Skim: Speculative Execution for Fast and Efficient Web Agents

Skim：用于快速高效 Web 智能体的推测执行框架

Abstract: Skim is a speculative execution framework for web agents that exploits the predictable structure of purpose-built websites. Today’s web-agent expense is not intrinsic to the tasks but a property of how agents are composed: frontier-model inference, browser rendering, and ReAct-style planning are applied to every step of every task regardless of complexity.

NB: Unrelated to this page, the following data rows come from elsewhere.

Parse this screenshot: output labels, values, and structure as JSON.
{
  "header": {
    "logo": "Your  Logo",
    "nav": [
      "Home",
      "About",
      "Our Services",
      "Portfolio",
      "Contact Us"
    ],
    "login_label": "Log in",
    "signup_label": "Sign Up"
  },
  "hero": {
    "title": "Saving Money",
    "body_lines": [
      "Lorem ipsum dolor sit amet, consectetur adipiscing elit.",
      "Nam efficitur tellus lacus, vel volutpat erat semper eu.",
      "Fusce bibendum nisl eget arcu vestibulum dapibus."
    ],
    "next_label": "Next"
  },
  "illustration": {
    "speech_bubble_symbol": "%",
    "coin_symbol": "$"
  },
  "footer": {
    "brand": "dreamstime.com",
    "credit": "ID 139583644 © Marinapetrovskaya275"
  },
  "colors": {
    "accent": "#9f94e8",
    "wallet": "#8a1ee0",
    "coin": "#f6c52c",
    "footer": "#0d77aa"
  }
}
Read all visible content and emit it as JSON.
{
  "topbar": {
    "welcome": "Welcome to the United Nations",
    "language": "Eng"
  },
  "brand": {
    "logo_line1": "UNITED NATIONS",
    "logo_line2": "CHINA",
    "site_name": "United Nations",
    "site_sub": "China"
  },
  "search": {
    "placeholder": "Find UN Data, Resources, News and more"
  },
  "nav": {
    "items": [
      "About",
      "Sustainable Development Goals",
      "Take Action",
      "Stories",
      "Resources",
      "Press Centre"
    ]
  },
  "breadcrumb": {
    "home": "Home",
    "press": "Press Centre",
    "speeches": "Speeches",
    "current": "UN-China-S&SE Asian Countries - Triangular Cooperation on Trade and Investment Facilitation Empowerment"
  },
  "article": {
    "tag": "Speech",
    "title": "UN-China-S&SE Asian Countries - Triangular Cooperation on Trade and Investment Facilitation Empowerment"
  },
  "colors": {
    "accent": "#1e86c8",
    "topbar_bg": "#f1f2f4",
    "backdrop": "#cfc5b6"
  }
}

摘要： Skim 是一种用于 Web 智能体的推测执行框架，它利用了专用网站的可预测结构。当前 Web 智能体的高昂成本并非任务本身固有的，而是由智能体的构建方式所致：无论任务复杂程度如何，每一项任务的每一步都会调用前沿模型推理、浏览器渲染和 ReAct 风格的规划。

Skim’s key observation is that websites enforce stable URL patterns, answer formats, and task-to-trajectory mappings across queries of the same type, so most queries can bypass these heavyweight components entirely. An offline profiler captures these patterns once per site. At runtime, Skim matches each query to a template, synthesizes the destination URL, and extracts the answer with a small model.

Skim 的核心观察在于，网站在处理同类查询时会遵循稳定的 URL 模式、答案格式以及任务到轨迹的映射，因此大多数查询完全可以绕过这些繁重的组件。离线分析器会为每个站点捕获一次这些模式。在运行时，Skim 将每个查询匹配到一个模板，合成目标 URL，并使用小型模型提取答案。

A lightweight verifier gates each fast-path output against the query and schema; rare misspeculations cascade to the full agent, warm-started by the fast path’s final URL to preserve upstream trajectory progress. Across standard web-agent benchmarks paired with three backbone agents (WebVoyager, AgentOccam, BrowserUse), Skim reduces median per-task cost by 1.9x and latency by 33.4% with no accuracy loss.

轻量级验证器会根据查询和模式对每个快速路径的输出进行把关；罕见的推测错误会回退到完整智能体，并利用快速路径的最终 URL 进行热启动，以保留上游轨迹的进度。在结合了三种骨干智能体（WebVoyager、AgentOccam、BrowserUse）的标准 Web 智能体基准测试中，Skim 在不损失准确性的前提下，将每项任务的中位数成本降低了 1.9 倍，延迟降低了 33.4%。